Sept membres de la fraternité Chi Phi de Cornell ont agressé sexuellement une étudiante de 20 ans après l’avoir droguée avec de la kétamine… et se sont envoyés des SMS inquiétants pour se joindre au viol collectif… du moins selon un nouveau procès.
La plainte, déposée cette semaine devant la Cour suprême de Manhattan, allègue qu’une Jane Doe de moins de 21 ans s’est vu servir de l’alcool dans un bar local avant de se rendre seule à la fraternité Chi Phi pour passer du temps avec l’une de ses sœurs de sororité.
À l’intérieur de la fraternité Chi Phi, elle dit que les frères Matthew Ingalls et Johnathan Newell l’ont poussée à renifler de la kétamine avant de commencer à l’agresser sexuellement.
La femme affirme que Newell a invité d’autres frères de fraternité à se joindre au viol collectif présumé alors qu’elle était inconsciente… en écrivant dans un groupe Snapchat intitulé « Chi Phi Actives » qu’il y avait « une chatte gratuite » à l’étage.

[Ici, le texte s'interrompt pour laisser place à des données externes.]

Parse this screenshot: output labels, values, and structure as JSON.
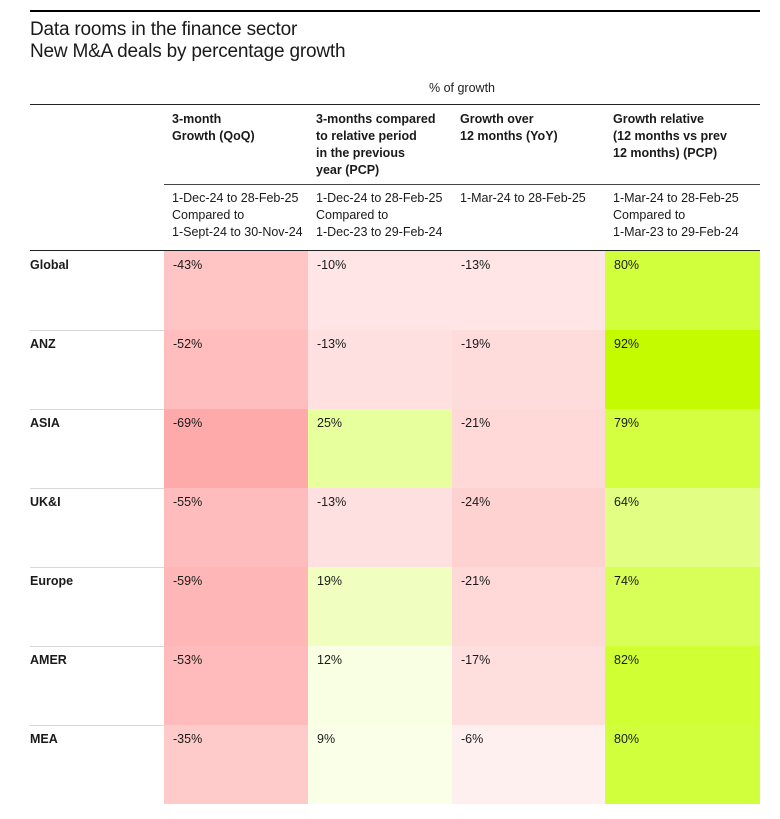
{
  "chart_data": {
    "type": "table",
    "title": "Data rooms in the finance sector",
    "subtitle": "New M&A deals by percentage growth",
    "group_label": "% of growth",
    "columns": [
      {
        "header": [
          "3-month",
          "Growth (QoQ)"
        ],
        "range": "1-Dec-24 to 28-Feb-25\nCompared to\n1-Sept-24 to 30-Nov-24"
      },
      {
        "header": [
          "3-months compared",
          "to relative period",
          "in the previous",
          "year (PCP)"
        ],
        "range": "1-Dec-24 to 28-Feb-25\nCompared to\n1-Dec-23 to 29-Feb-24"
      },
      {
        "header": [
          "Growth over",
          "12 months (YoY)"
        ],
        "range": "1-Mar-24 to 28-Feb-25"
      },
      {
        "header": [
          "Growth relative",
          "(12 months vs prev",
          "12 months) (PCP)"
        ],
        "range": "1-Mar-24 to 28-Feb-25\nCompared to\n1-Mar-23 to 29-Feb-24"
      }
    ],
    "rows": [
      {
        "label": "Global",
        "values": [
          "-43%",
          "-10%",
          "-13%",
          "80%"
        ],
        "colors": [
          "#ffc4c4",
          "#ffe5e5",
          "#ffe5e5",
          "#d2ff3c"
        ]
      },
      {
        "label": "ANZ",
        "values": [
          "-52%",
          "-13%",
          "-19%",
          "92%"
        ],
        "colors": [
          "#ffbdbd",
          "#ffe0e0",
          "#ffdcdc",
          "#c4fb00"
        ]
      },
      {
        "label": "ASIA",
        "values": [
          "-69%",
          "25%",
          "-21%",
          "79%"
        ],
        "colors": [
          "#ffaaaa",
          "#e8ff9e",
          "#ffd8d8",
          "#d4ff40"
        ]
      },
      {
        "label": "UK&I",
        "values": [
          "-55%",
          "-13%",
          "-24%",
          "64%"
        ],
        "colors": [
          "#ffbcbc",
          "#ffe0e0",
          "#ffd2d2",
          "#e2ff84"
        ]
      },
      {
        "label": "Europe",
        "values": [
          "-59%",
          "19%",
          "-21%",
          "74%"
        ],
        "colors": [
          "#ffb6b6",
          "#f0ffc0",
          "#ffd8d8",
          "#d8ff58"
        ]
      },
      {
        "label": "AMER",
        "values": [
          "-53%",
          "12%",
          "-17%",
          "82%"
        ],
        "colors": [
          "#ffbbbb",
          "#f8ffe2",
          "#ffdede",
          "#d0ff34"
        ]
      },
      {
        "label": "MEA",
        "values": [
          "-35%",
          "9%",
          "-6%",
          "80%"
        ],
        "colors": [
          "#ffcaca",
          "#faffe8",
          "#fff0f0",
          "#d2ff3c"
        ]
      }
    ]
  }
}
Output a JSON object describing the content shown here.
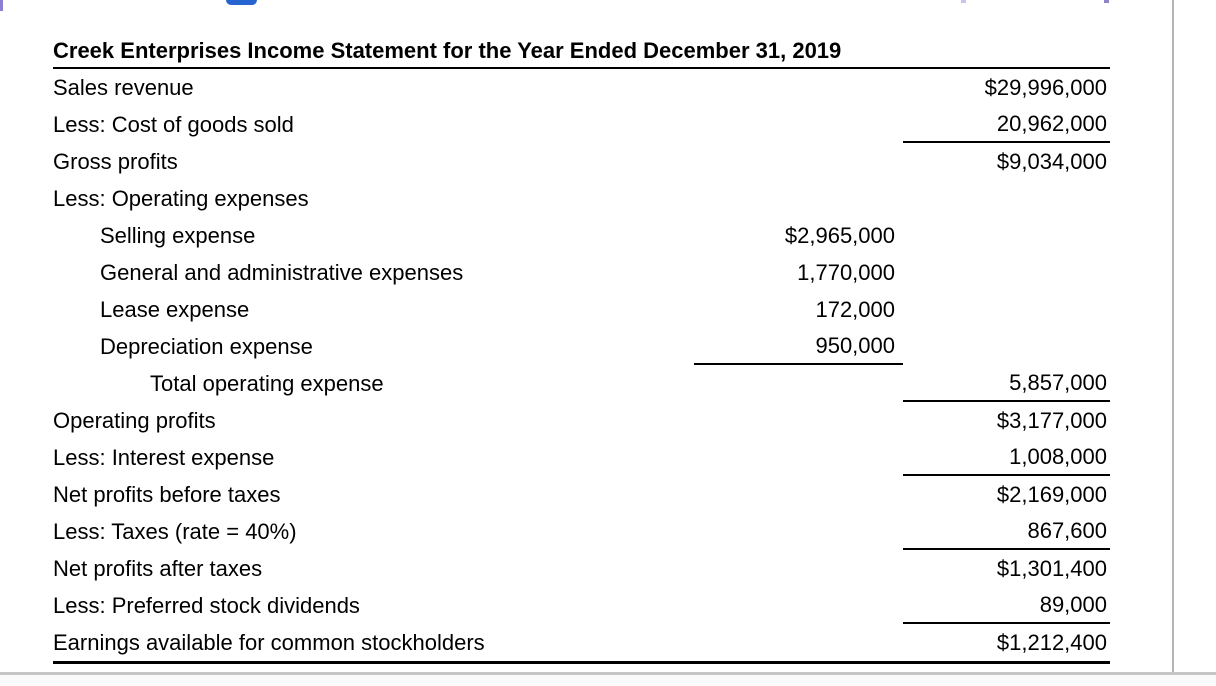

À un moment donné, elle affirme que Newell a versé « une ligne de kétamine sur son pénis en érection » et lui a ordonné de le renifler.
Finalement, elle affirme que plusieurs hommes « versaient des lignes de kétamine sur tout son corps et les reniflaient ».
Dans la plainte, la femme affirme avoir souffert d’une « grave détresse émotionnelle et psychologique » suite à l’agression présumée d’octobre 2024. Elle poursuit les frères fraternels et l’université, affirmant que Cornell n’a pas pris de mesures raisonnables pour la protéger.
Outre Ingalls et Newell, le procès désigne également Winston Lee, Gillio Lopes, Diego Sarabia, Scott Norris et Scott Kretzschmar comme défendeurs.
Elle dit qu’elle croit toujours qu’une enquête criminelle menée par le département de police d’Ithaca est toujours en cours… mais dit qu’elle pense que l’enquête de l’université est terminée, affirmant que les hommes ont eu « la possibilité d’atténuer leur conduite en soumettant des essais à Cornell ».